O tema do trabalho foi: “O Enfermeiro Perante a Criança de Idade Escolar em Fase Terminal”.
Este tema foi escolhido por considerar ser um tema que ainda constitui um tabu para muitos profissionais de enfermagem. O principal objectivo do trabalho seria perceber as atitudes, intervenções e sentimentos demonstrados e prestados pelo enfermeiro à família e criança com morte esperada. As conclusões que retirei do trabalho foram as esperadas, mas ao mesmo tempo fizeram-me pensar e reflectir:
O enfermeiro não se encontra preparado para trabalhar com doentes terminais (especialmente quando estes são crianças), uma vez que a sua actuação requer uma filosofia de cuidar para a qual, no meu entender, não foram preparados nem treinados. O distanciamento que estes profissionais estabelecem, quer consciente ou inconscientemente, com estas situações que mexem com o nosso ser foi evidente em quase todas as entrevistas efectuadas. Mesmo nas próprias equipas, trata-se este assunto como se fosse interdito, acabando por não existir diálogo e troca de experiências/sentimentos entre enfermeiros.

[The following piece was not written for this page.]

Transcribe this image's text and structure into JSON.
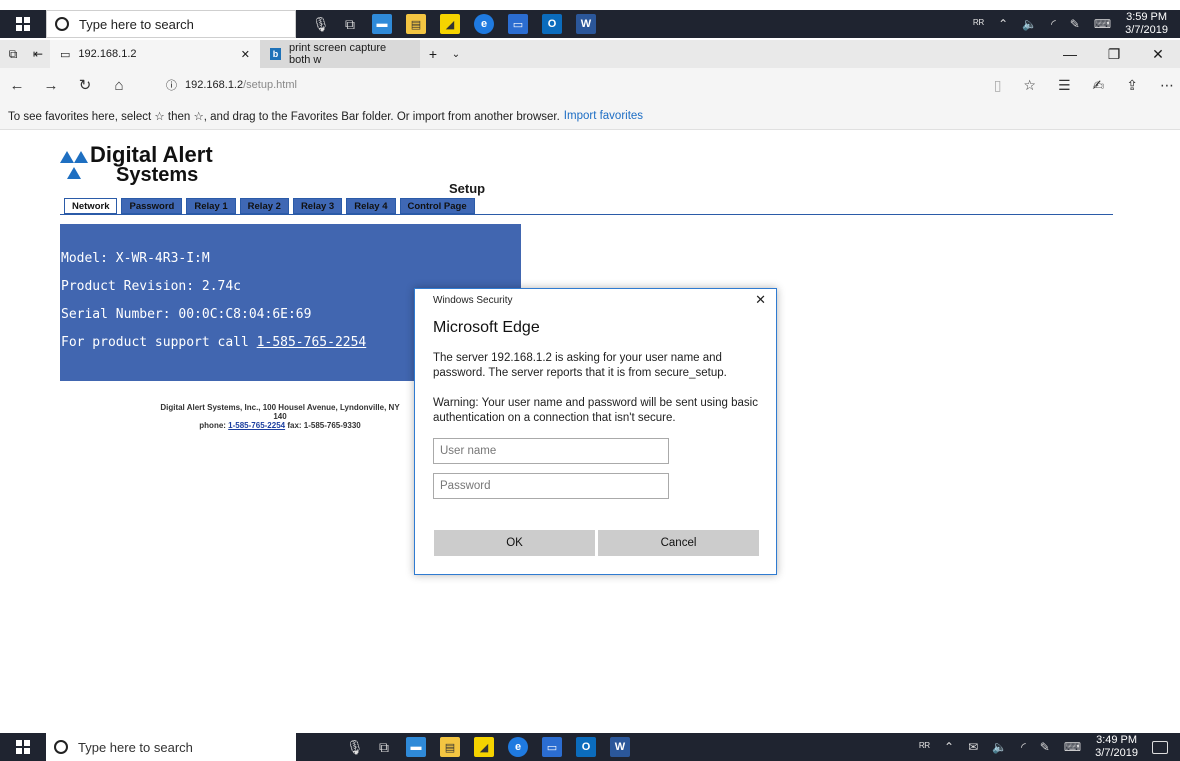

No meu entender, estes profissionais que lidam directamente com a morte, e mais especificamente com a morte da criança, deveriam criar grupos de inter ajuda que facilitassem a comunicação entre si e os ajudassem a lidar com situações das quais eles acabam por se tentar afastar física e emocionalmente.
E vocês, como lidam com esta situação?